Current advances in the computer vision space have become increasingly accurate in object detection when given 2D inputs.

Models like Mask R-CNN
Instance and semantic segmentation However, the world around us lies in 3D, and there is still much work to be done moving forward in developing a computational understanding of 3D shapes and objects.

Mesh R-CNN is one major advancement in this space

Constructs topologically accurate 3D meshes given a 2D RGB image using voxel representations
Translates these voxel representations into a mesh using a GNN-based approach.

Proposed Solution

Current systems lack a major component of object recognition that we as humans use to perceive the world around us - depth.

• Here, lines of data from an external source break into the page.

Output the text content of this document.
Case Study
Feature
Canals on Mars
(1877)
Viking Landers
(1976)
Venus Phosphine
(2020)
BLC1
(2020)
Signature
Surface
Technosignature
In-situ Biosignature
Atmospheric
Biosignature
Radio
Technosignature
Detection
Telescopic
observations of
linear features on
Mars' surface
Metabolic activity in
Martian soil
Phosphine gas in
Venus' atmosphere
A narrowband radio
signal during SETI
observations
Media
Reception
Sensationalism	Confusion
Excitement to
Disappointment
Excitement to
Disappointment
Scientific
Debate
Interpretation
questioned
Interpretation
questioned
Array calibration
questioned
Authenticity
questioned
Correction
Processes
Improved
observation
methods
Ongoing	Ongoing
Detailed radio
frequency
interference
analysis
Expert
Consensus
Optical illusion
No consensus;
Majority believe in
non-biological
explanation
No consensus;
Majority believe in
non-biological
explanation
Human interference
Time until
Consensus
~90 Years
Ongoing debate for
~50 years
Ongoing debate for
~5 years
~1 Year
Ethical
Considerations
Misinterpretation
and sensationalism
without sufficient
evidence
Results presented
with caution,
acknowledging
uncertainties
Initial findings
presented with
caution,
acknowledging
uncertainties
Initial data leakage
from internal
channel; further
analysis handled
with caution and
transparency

We aim to expand upon existing models by enhancing its performance through depth aware inputs and log potential changes in performance as a result. The depth images will be generated using the MiDaS depth estimation model.

Methodology and Results

Phase 1: Differentiable Rendering

In order to provide further supervision on our generated meshes, we considered augmenting the loss with differentiable rendering.

Utilize a differentiable rasterizer to render a depth map of it the generated mesh
Error between the rendered depth map and the “ground-truth” depth channel can be measured

This would allow our model to take further advantage of the RGB-D images by creating a mesh that has the same depth characteristics as the input depth map. In order to meaningfully compare the rendered depth maps with the ones from the input images we need the following

The loss must be scale-invariant.
Rendered depth maps must be from the same camera positions as the input images.

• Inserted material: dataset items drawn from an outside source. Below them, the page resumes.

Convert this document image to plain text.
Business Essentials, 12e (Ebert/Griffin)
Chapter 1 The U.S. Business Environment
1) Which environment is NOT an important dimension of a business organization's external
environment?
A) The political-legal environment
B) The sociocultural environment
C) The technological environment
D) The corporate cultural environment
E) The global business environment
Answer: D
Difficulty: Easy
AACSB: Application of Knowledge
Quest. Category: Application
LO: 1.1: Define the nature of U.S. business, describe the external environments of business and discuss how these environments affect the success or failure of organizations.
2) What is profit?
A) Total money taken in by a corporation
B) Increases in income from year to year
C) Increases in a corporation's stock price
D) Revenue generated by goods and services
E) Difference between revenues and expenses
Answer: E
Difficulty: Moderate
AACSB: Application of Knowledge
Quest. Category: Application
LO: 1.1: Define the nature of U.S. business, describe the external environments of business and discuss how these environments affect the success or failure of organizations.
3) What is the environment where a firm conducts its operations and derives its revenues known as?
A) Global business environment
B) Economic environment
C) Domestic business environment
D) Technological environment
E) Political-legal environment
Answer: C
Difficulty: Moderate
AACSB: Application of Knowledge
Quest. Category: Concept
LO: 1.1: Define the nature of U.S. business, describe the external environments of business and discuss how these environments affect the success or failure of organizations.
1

We discovered more difficulties and were unable to fully implement the scale-invariant depth loss.

MiDaS hallucinates a ground plane beneath the ShapeNet renderings.
The differentiable renderer simply marks all background points as −1
MiDaS outputs an inverse depth map We hope to investigate solving both these problems simultanoeously in future work.

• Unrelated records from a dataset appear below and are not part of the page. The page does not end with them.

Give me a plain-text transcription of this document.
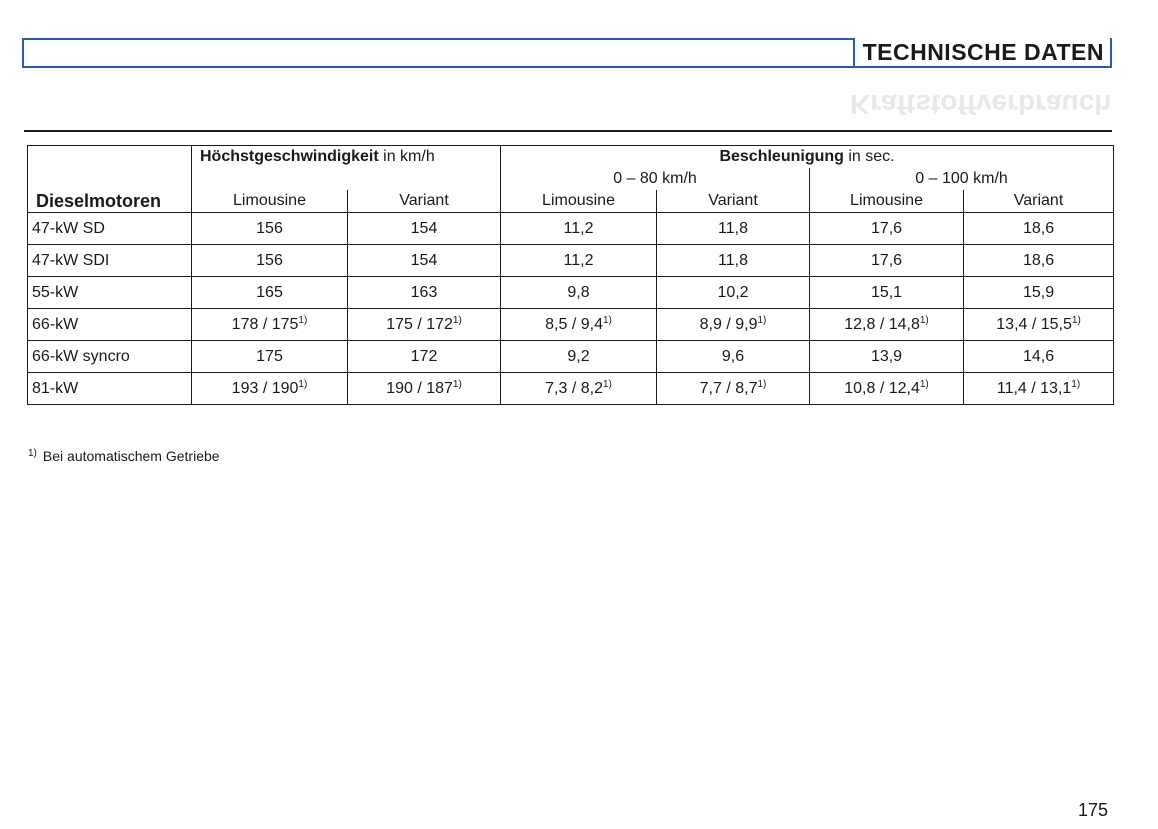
TECHNISCHE DATEN
Kraftstoffverbrauch
	Höchstgeschwindigkeit in km/h		Beschleunigung in sec.			
			0 – 80 km/h		0 – 100 km/h	
Dieselmotoren	Limousine	Variant	Limousine	Variant	Limousine	Variant
47-kW SD	156	154	11,2	11,8	17,6	18,6
47-kW SDI	156	154	11,2	11,8	17,6	18,6
55-kW	165	163	9,8	10,2	15,1	15,9
66-kW	178 / 175$^{1)}$	175 / 172$^{1)}$	8,5 / 9,4$^{1)}$	8,9 / 9,9$^{1)}$	12,8 / 14,8$^{1)}$	13,4 / 15,5$^{1)}$
66-kW syncro	175	172	9,2	9,6	13,9	14,6
81-kW	193 / 190$^{1)}$	190 / 187$^{1)}$	7,3 / 8,2$^{1)}$	7,7 / 8,7$^{1)}$	10,8 / 12,4$^{1)}$	11,4 / 13,1$^{1)}$
$^{1)}$ Bei automatischem Getriebe
175
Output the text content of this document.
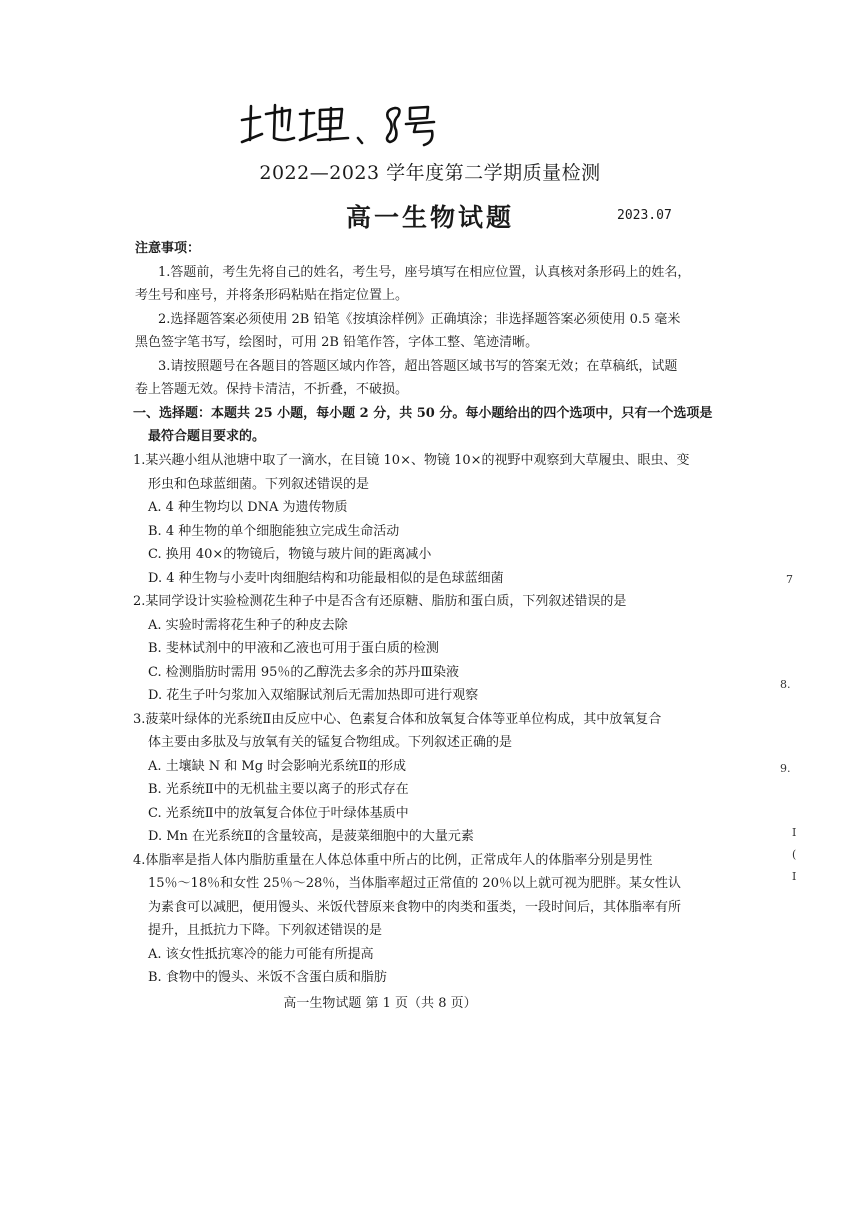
2022—2023 学年度第二学期质量检测
高一生物试题	2023.07
注意事项：
1.答题前，考生先将自己的姓名，考生号，座号填写在相应位置，认真核对条形码上的姓名，
考生号和座号，并将条形码粘贴在指定位置上。
2.选择题答案必须使用 2B 铅笔《按填涂样例》正确填涂；非选择题答案必须使用 0.5 毫米
黑色签字笔书写，绘图时，可用 2B 铅笔作答，字体工整、笔迹清晰。
3.请按照题号在各题目的答题区域内作答，超出答题区域书写的答案无效；在草稿纸，试题
卷上答题无效。保持卡清洁，不折叠，不破损。
一、选择题：本题共 25 小题，每小题 2 分，共 50 分。每小题给出的四个选项中，只有一个选项是
最符合题目要求的。
1.某兴趣小组从池塘中取了一滴水，在目镜 10×、物镜 10×的视野中观察到大草履虫、眼虫、变
形虫和色球蓝细菌。下列叙述错误的是
A. 4 种生物均以 DNA 为遗传物质
B. 4 种生物的单个细胞能独立完成生命活动
C. 换用 40×的物镜后，物镜与玻片间的距离减小
D. 4 种生物与小麦叶肉细胞结构和功能最相似的是色球蓝细菌
2.某同学设计实验检测花生种子中是否含有还原糖、脂肪和蛋白质，下列叙述错误的是
A. 实验时需将花生种子的种皮去除
B. 斐林试剂中的甲液和乙液也可用于蛋白质的检测
C. 检测脂肪时需用 95％的乙醇洗去多余的苏丹Ⅲ染液
D. 花生子叶匀浆加入双缩脲试剂后无需加热即可进行观察
3.菠菜叶绿体的光系统Ⅱ由反应中心、色素复合体和放氧复合体等亚单位构成，其中放氧复合
体主要由多肽及与放氧有关的锰复合物组成。下列叙述正确的是
A. 土壤缺 N 和 Mg 时会影响光系统Ⅱ的形成
B. 光系统Ⅱ中的无机盐主要以离子的形式存在
C. 光系统Ⅱ中的放氧复合体位于叶绿体基质中
D. Mn 在光系统Ⅱ的含量较高，是菠菜细胞中的大量元素
4.体脂率是指人体内脂肪重量在人体总体重中所占的比例，正常成年人的体脂率分别是男性
15％～18％和女性 25％～28％，当体脂率超过正常值的 20％以上就可视为肥胖。某女性认
为素食可以减肥，便用馒头、米饭代替原来食物中的肉类和蛋类，一段时间后，其体脂率有所
提升，且抵抗力下降。下列叙述错误的是
A. 该女性抵抗寒冷的能力可能有所提高
B. 食物中的馒头、米饭不含蛋白质和脂肪
高一生物试题 第 1 页（共 8 页）
7
8.
9.
I
(
I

RGB-D Backbone and Mesh Refinement Head

To allow Mesh R-CNN to take RGB-D images as input, we changed the first ResNet layer to learn four-channel filters instead of three- channel filters. We take advantage of pretraining by copying over the weights of for the first three channels and only train the fourth from scratch.

Chamfer distance and the normal distance are used as losses for the mesh. Pointclouds P and Q are sampled from the ground truth and the intermediate mesh predictions from the model.

Dataset and Features

We trained our model on two datasets: ShapeNet Core (along with renderings from R2N2) and Pix3D. ShapeNet Core consists of over 50,000 3D meshes, which R2N2 provides rendered images of.

We use MiDaS to predict each image’s depth map which we stack to produce four-channel RGB-D images.

Results and Future Work

Adding depth resulted in a clear improvement for Pixel2Mesh, but seemed to make little difference for Mesh R-CNN.

A possible extension is to construct colored meshes

Accurately represent textures and materials that appear in images
Since we represent the meshes as graphs, our idea is to incorporate color information as an additional node feature
Thus, as supervision for our color predictions, we need the meshes in the datasets to have vertex colorings
To enable Mesh R-CNN to predict the color of each vertex, we plan to increase the dimension of the node features predicted by the mesh refinement stage
Instead of predicting 3-dimensional features, we will predict 6-dimensional features, where the first three correspond to the vertex coordinate and the second three correspond to RGB values We also plan to continue the unfinished work on using differentiable rendering and the depth images during training. We hope to overcome the aforementioned roadblocks and hypothesize that due to the additional information fed in during training time, it is likely to outperform the results exhibited by the current depth-aware Pixel2Mesh.